On the Perturbation of Synchrotron Motion in the Micro-Bunching Instability

The self-interaction of short electron bunches with their own radiation field can have a significant impact on the longitudinal beam dynamics in a storage ring. While higher bunch currents increase the power of the emitted CSR which can be provided to dedicated experiments, it simultaneously amplifies the strength of the self-interaction. Eventually, this leads to the formation of dynamically changing micro-structures within the bunch and thus fluctuating CSR emission, a phenomenon that is generally known as micro-bunching or micro-wave instability. The underlying longitudinal dynamics can be simulated by solving the VFP equation, where the CSR self-interaction can be added as a perturbation to the Hamiltonian.
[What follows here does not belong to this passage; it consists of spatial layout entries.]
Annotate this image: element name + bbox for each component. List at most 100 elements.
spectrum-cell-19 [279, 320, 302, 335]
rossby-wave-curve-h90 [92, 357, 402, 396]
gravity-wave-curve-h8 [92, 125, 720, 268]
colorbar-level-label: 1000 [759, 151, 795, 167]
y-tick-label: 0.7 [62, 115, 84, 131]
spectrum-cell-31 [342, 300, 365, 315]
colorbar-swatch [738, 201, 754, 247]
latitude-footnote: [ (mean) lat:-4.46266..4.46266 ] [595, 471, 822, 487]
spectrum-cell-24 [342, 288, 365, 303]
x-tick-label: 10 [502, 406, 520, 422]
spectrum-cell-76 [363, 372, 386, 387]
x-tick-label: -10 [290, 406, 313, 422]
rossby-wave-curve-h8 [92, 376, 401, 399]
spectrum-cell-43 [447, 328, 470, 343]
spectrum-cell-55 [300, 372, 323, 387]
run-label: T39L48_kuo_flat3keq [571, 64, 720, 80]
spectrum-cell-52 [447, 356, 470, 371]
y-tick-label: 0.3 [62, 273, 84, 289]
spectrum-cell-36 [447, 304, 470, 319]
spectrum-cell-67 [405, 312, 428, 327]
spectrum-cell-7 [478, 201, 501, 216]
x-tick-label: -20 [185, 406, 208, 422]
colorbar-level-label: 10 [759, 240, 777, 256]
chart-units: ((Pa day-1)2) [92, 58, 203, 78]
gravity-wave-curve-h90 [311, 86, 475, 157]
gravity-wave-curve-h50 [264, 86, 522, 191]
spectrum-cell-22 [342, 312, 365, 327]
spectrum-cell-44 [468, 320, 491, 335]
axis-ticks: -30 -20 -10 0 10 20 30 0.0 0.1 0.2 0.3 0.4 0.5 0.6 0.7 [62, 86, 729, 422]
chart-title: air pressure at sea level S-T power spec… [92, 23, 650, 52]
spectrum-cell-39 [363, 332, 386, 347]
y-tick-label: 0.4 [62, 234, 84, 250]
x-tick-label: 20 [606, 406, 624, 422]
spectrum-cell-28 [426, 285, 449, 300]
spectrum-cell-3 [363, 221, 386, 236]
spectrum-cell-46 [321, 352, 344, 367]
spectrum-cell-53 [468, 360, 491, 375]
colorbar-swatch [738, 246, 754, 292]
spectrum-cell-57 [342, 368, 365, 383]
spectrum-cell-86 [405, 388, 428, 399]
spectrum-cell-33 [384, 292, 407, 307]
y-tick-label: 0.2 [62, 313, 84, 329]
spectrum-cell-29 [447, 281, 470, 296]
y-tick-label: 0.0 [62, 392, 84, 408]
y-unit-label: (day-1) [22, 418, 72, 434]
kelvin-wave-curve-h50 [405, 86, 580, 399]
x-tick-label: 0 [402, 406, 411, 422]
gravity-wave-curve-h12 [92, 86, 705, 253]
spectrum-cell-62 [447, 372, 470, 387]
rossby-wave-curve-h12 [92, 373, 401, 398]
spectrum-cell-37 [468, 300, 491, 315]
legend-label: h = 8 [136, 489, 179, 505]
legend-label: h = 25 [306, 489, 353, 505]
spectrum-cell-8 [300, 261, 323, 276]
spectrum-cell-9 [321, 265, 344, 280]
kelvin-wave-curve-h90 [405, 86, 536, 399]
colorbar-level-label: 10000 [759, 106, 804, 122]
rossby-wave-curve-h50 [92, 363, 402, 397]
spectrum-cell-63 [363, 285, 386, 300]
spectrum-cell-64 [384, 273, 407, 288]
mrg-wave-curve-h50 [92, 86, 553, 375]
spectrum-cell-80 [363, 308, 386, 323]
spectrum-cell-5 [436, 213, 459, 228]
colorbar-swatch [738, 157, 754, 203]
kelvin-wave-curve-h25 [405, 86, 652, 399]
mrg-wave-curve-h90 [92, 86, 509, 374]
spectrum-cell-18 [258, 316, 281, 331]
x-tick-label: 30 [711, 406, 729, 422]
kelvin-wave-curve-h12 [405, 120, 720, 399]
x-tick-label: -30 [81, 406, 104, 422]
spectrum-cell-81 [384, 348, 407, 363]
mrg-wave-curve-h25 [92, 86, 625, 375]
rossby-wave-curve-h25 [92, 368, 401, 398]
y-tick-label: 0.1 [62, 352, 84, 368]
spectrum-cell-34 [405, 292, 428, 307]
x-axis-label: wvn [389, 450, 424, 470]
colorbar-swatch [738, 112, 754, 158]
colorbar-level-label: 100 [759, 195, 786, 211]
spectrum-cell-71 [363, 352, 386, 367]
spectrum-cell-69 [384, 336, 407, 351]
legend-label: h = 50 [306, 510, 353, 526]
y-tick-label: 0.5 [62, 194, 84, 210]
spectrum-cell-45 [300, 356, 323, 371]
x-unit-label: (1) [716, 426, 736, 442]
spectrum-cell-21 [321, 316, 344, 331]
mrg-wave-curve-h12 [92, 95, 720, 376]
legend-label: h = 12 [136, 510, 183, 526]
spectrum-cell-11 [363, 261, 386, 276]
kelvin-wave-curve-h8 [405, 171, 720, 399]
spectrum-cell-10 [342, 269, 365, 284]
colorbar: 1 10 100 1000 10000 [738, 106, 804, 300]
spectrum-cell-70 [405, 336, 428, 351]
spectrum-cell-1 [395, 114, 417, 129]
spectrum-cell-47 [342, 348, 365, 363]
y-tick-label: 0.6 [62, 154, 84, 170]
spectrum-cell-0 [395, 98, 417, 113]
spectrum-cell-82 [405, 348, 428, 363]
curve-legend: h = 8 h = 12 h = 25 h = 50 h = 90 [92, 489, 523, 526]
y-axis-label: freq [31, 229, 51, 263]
In this contribution, we focus on the perturbation of the synchrotron motion that is caused by introducing this additional wake field. Therefore, we adopt the perspective of a single particle and eventually comment on its implications for collective motion. We explicitly show how the shape of the parallel plates CSR wake potential breaks homogeneity in the longitudinal phase space and propose a quadrupole-like mode as potential seeding mechanism of the micro-bunching instability. Moreover, we consider synchrotron motion above the instability threshold and thereby motivate an approach to control of the occurring micro-bunching dynamics. Using dynamically adjusted RF amplitude modulations we can directly address the continuous CSR-induced perturbation at the timescale of its occurrence, which allows for substantial control over the longitudinal charge distribution. While the approach is not limited to this particular application, we demonstrate how this can significantly mitigate the micro-bunching dynamics directly above the instability threshold. The gained insights are supported and verified using the VFP solver Inovesa and put into context with measurements at KARA.